Pavel only nodded and hurried inside. All he could think of was the hideous monster he had seen in the dungeon of the castle, and how it had attacked Iosif. Was it possible the mayor had sacrificed his own daughter to that thing? There were rumors that the Inner Circle was involved in satanic rituals in the castle late at night. He had never believed them, but now a shock of fear ran through him as it occurred to him that what he had seen might have been the devil.
He was ushered into the mayor’s study immediately. He bowed and stood in front of the narrow wooden desk with the ceremonial mace lying across the front.
The mayor had changed overnight. His hair and beard were uncombed and his face looked haggard and wolfish. His dark-rimmed eyes bored into Pavel as if he were trying to read his thoughts.
“Did you go down into the tower last night?” the mayor asked immediately.
He knows. He knows everything, Pavel thought, as a chill of terror went down his back. “I would never go into the tower, my lord,” he said.
“Liar!” The mayor’s fist crashed down on the desk. “Sergiu saw you go in.”
“No! He was gone before—” Pavel hesitated. “I mean, yes, I did open the door to see if you were coming, but then I shut it again. I did not go in, I swear.” He was desperate in his denial; not matter what guilt his soul might endure from lying, it was far better than admitting he had gone down into that dungeon now.

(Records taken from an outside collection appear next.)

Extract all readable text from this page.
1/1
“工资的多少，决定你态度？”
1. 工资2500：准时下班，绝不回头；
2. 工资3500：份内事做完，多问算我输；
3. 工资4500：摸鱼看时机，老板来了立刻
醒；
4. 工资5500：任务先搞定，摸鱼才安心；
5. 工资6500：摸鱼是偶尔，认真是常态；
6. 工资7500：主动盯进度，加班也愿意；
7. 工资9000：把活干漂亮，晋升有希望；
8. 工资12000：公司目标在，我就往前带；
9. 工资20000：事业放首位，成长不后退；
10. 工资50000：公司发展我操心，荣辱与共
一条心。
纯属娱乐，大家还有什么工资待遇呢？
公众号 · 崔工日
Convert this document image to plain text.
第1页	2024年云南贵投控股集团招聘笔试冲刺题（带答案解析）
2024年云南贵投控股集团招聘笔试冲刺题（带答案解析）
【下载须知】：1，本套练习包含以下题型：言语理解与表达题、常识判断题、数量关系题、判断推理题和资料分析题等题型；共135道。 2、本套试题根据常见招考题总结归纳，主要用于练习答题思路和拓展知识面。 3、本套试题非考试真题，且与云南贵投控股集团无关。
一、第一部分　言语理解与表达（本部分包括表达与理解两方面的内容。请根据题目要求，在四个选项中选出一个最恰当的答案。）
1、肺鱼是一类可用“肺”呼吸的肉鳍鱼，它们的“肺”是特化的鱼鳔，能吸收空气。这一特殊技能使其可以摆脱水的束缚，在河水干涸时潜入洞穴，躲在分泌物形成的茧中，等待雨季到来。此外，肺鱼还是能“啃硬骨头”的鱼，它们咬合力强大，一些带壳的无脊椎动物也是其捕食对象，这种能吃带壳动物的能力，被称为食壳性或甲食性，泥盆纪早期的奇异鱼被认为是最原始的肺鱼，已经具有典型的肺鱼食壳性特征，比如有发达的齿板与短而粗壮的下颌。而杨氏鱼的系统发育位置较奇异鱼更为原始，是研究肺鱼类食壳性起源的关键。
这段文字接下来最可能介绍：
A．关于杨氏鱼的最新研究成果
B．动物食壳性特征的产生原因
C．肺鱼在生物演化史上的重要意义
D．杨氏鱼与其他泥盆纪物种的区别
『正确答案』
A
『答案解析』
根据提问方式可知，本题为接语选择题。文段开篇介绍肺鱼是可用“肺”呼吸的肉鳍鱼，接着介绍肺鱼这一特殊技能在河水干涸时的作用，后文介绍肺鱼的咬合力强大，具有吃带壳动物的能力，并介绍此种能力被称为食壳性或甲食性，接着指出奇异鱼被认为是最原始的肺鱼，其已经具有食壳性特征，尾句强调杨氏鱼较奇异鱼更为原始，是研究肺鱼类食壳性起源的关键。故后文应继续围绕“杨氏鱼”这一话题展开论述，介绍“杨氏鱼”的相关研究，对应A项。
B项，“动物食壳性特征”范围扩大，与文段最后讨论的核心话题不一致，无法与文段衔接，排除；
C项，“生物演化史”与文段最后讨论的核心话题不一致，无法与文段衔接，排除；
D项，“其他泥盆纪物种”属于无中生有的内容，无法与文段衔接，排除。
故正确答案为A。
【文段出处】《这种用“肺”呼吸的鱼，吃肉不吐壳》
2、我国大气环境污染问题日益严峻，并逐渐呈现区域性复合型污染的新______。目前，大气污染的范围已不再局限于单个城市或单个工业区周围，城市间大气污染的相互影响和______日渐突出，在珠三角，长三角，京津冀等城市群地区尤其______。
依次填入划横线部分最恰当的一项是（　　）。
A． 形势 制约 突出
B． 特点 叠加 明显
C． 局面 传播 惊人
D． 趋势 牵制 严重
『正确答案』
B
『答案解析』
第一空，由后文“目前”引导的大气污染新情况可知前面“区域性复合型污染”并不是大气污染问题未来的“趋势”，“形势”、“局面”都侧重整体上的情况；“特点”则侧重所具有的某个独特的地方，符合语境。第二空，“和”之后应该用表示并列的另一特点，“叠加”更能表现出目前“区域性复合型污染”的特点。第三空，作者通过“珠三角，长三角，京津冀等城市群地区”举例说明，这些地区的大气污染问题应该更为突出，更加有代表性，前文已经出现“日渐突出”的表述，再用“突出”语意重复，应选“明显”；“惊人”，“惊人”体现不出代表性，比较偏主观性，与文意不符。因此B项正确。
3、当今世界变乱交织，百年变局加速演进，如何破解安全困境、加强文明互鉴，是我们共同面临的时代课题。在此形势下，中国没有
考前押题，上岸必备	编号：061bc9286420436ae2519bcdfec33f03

“A door in the dungeon that is always kept locked somehow became unlocked. Who could have unlocked it, but you?”
“I do not know, my lord, but I swear that I did not go into the tower,” Pavel said. He could feel the sweat trickling down his back and hoped his guilt did not show through onto his face.
The mayor gave a snarl, but then collapsed back into his chair, as if his strength had suddenly deserted him.
“Go,” he said, “but may calamity find you swiftly if you are lying.” Pavel fled.
“I’m glad to see you still in one piece,” Andrei said when he had reached the courtyard again. “Did you hear about the other fatality last night?”
“Yes, the Cernea family’s farmhand,” Pavel said. “Domnul Iorga told me. Wolves, he said.”
“I have not heard of that one,” Andrei said. “I mean Doamna Korzha. Her husband said they were getting ready for a bed when a monstrous face appeared in the window. Big green eyes and teeth like a wolf, they say. The old woman screamed and fell down dead, her fare suddenly paid in full for her journey to heaven. Her husband said it was a face like a devil. Hey, where are you going?”
Pavel had taken off running towards home. There was a monster loose in the region and it was his fault. He had to get home and keep that thing away from his mother.